L’ancien chambellan est emmené au gibet de Montfaucon par les ducs de Bourgogne et du Brabant et le comte d’Artois, des barons proches de la reine. Xavier Hélary s’interroge de cette mise en scène publique alors que les causes restent quant à elles secrètes. Ne serait-ce pas simplement la mise en scène du pouvoir royal ? De même pour l’historien, ce qui a surtout provoqué la chute du chambellan est qu’en bon roi féodal, Philippe III ne pouvait s’opposer à ses grands vassaux, ligués tout d’un coup contre son chambellan.

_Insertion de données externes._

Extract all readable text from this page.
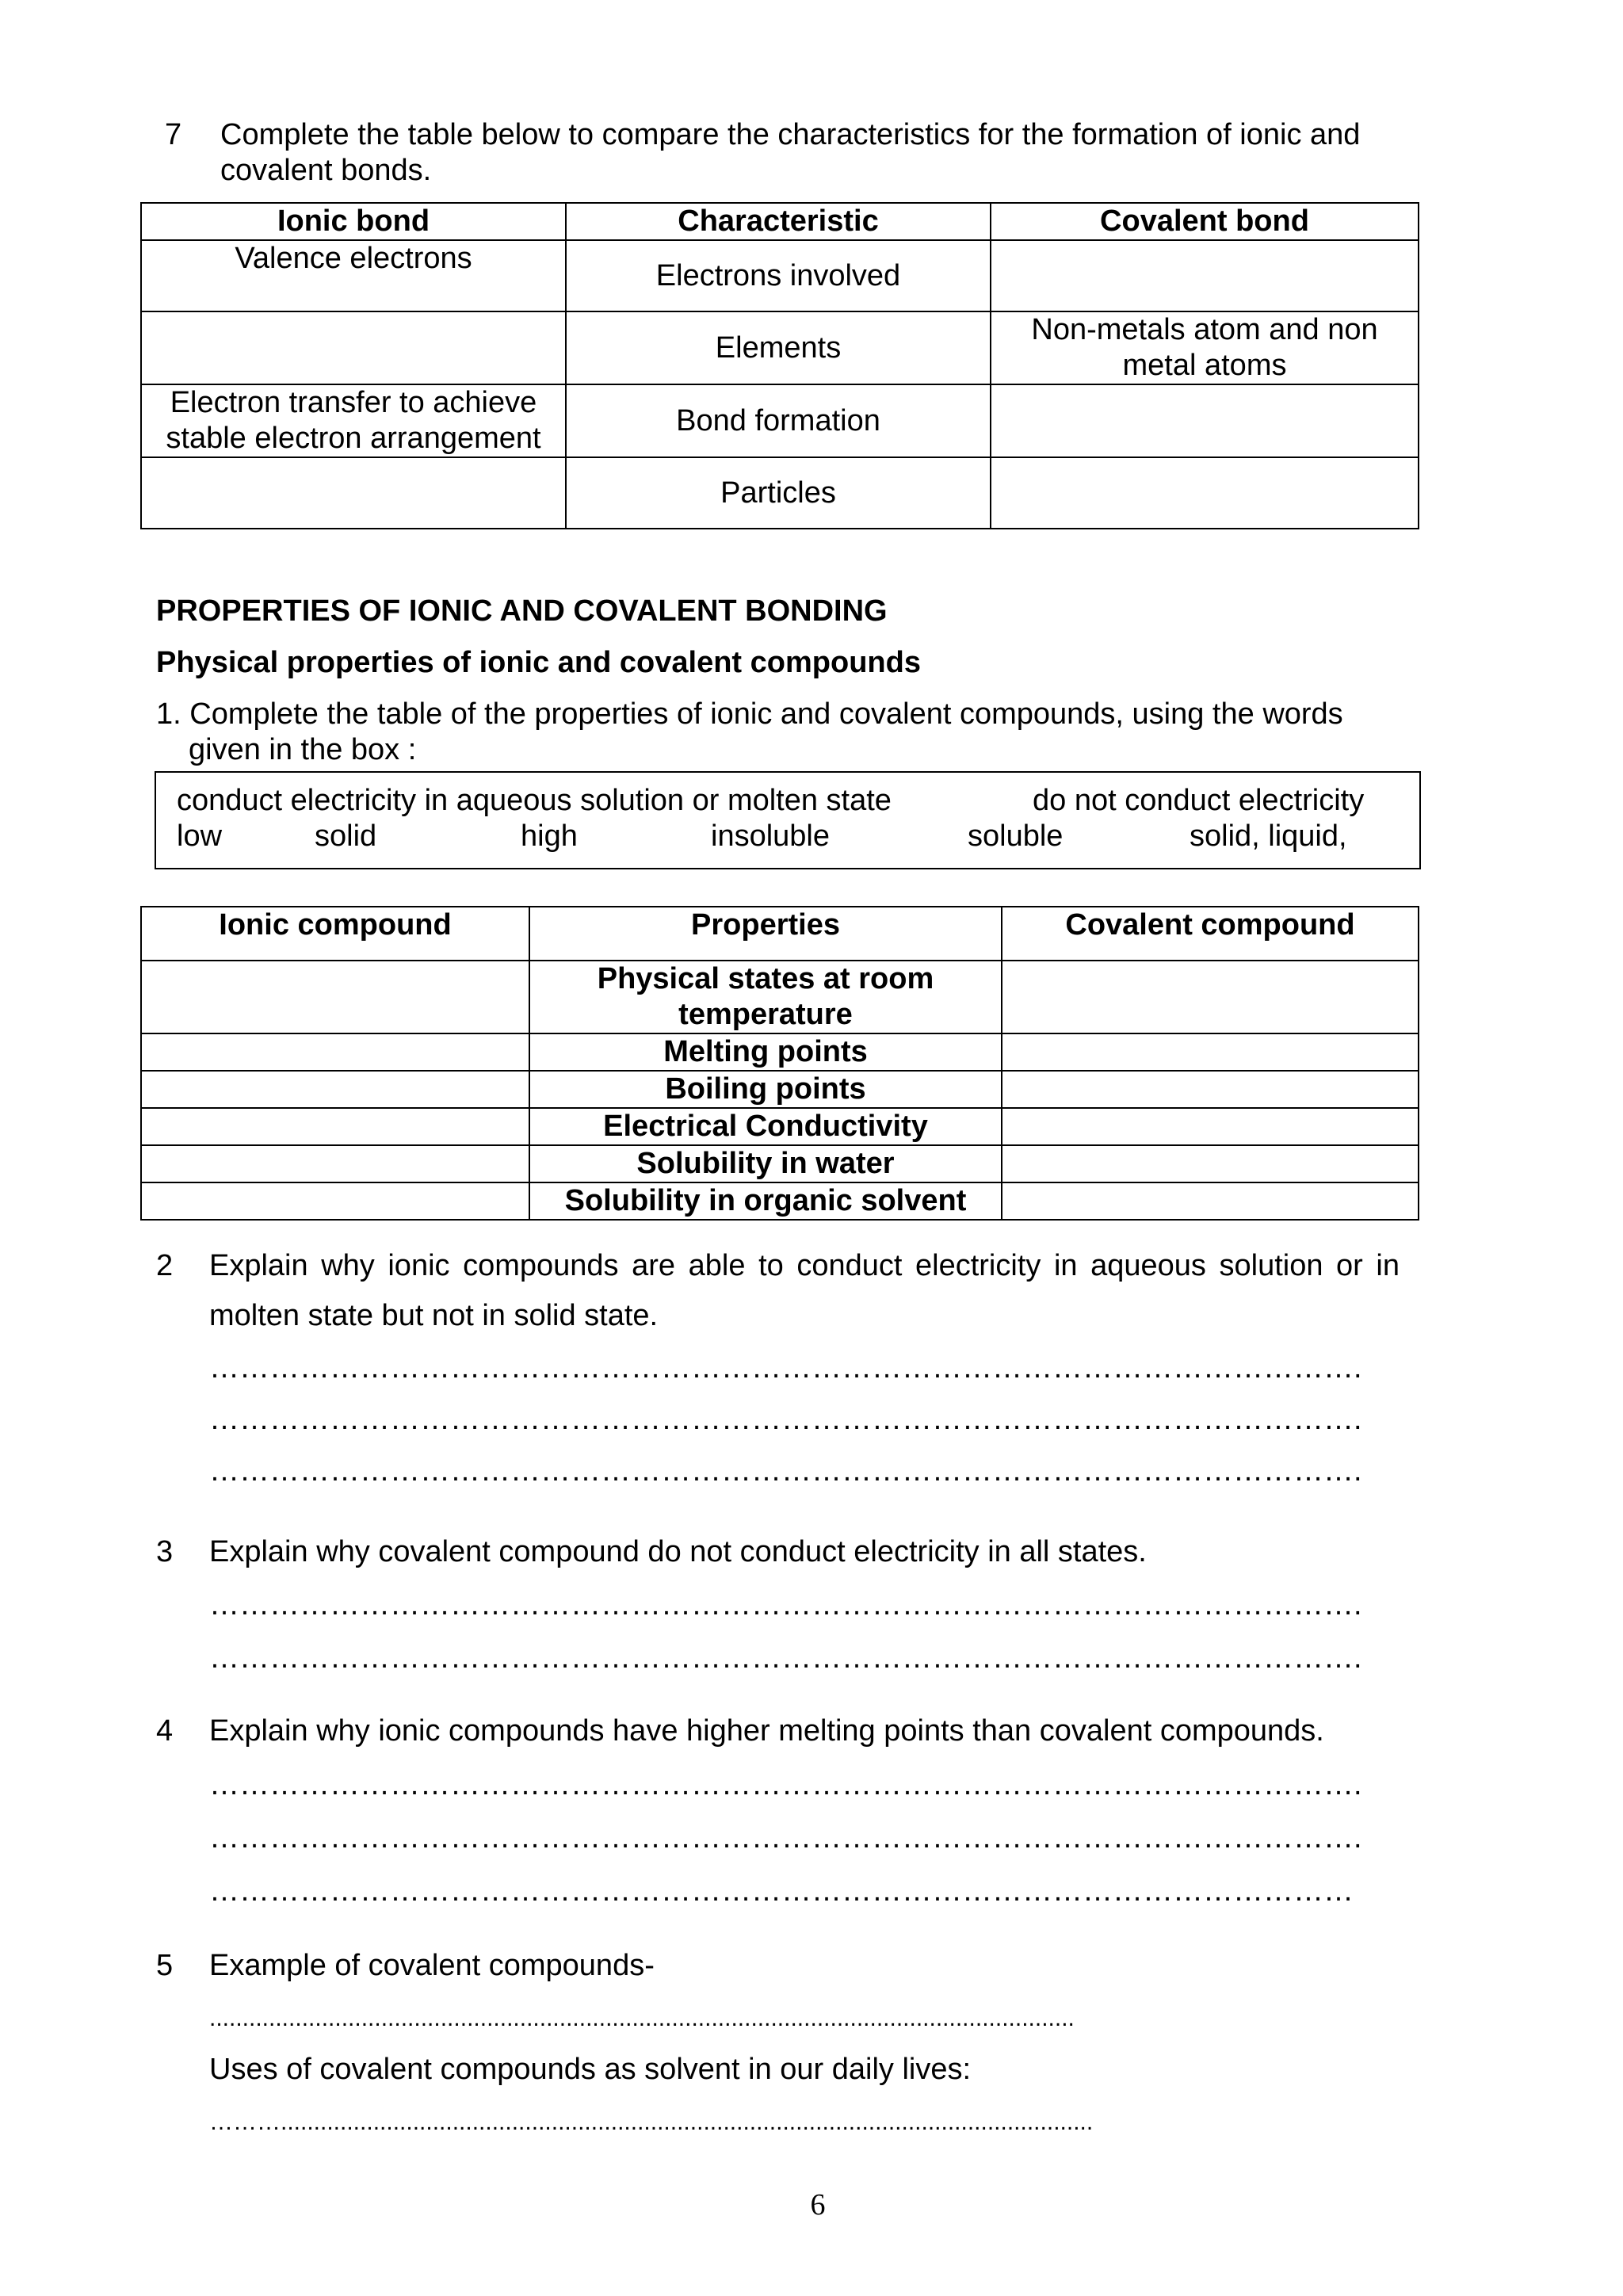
7 Complete the table below to compare the characteristics for the formation of ionic and
covalent bonds.
Ionic bond	Characteristic	Covalent bond
Valence electrons	Electrons involved	
	Elements	Non-metals atom and non
metal atoms

Electron transfer to achieve
stable electron arrangement	Bond formation	
	Particles	
PROPERTIES OF IONIC AND COVALENT BONDING
Physical properties of ionic and covalent compounds
1. Complete the table of the properties of ionic and covalent compounds, using the words
given in the box :
conduct electricity in aqueous solution or molten state	do not conduct electricity
low	solid	high	insoluble	soluble	solid, liquid,
Ionic compound	Properties	Covalent compound

	Physical states at room
temperature	

	Melting points	
	Boiling points	
	Electrical Conductivity	
	Solubility in water	
	Solubility in organic solvent	
2 Explain why ionic compounds are able to conduct electricity in aqueous solution or in
molten state but not in solid state.
…………………………………………………………………………………………………….
…………………………………………………………………………………………………….
…………………………………………………………………………………………………….
3 Explain why covalent compound do not conduct electricity in all states.
…………………………………………………………………………………………………….
…………………………………………………………………………………………………….
4 Explain why ionic compounds have higher melting points than covalent compounds.
…………………………………………………………………………………………………….
…………………………………………………………………………………………………….
……………………………………………………………………………………………………
5 Example of covalent compounds-
...................................................................................................................................
Uses of covalent compounds as solvent in our daily lives:
………...........................................................................................................................
6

En définitive, Xavier Hélary nous livre avec cet ouvrage une histoire passionnante. Son travail d’historien est au cœur de l’action pour permettre de lever des zones d’ombres sur ce que l’on peut appeler « l’affaire Pierre de la Broce ». Même, si le contenu est précis, minutieux ou parfois technique, le texte n’en est pas moins limpide tant l’écriture de l’historien est claire. Xavier Hélary enchaîne les différentes parties dans un style agréable, donnant du sens à l’ensemble au propos. Avec ce livre, l’auteur nous donne envie de prolonger les lectures sur les évolutions de la monarchie capétienne des XIIIe et XIVe siècles.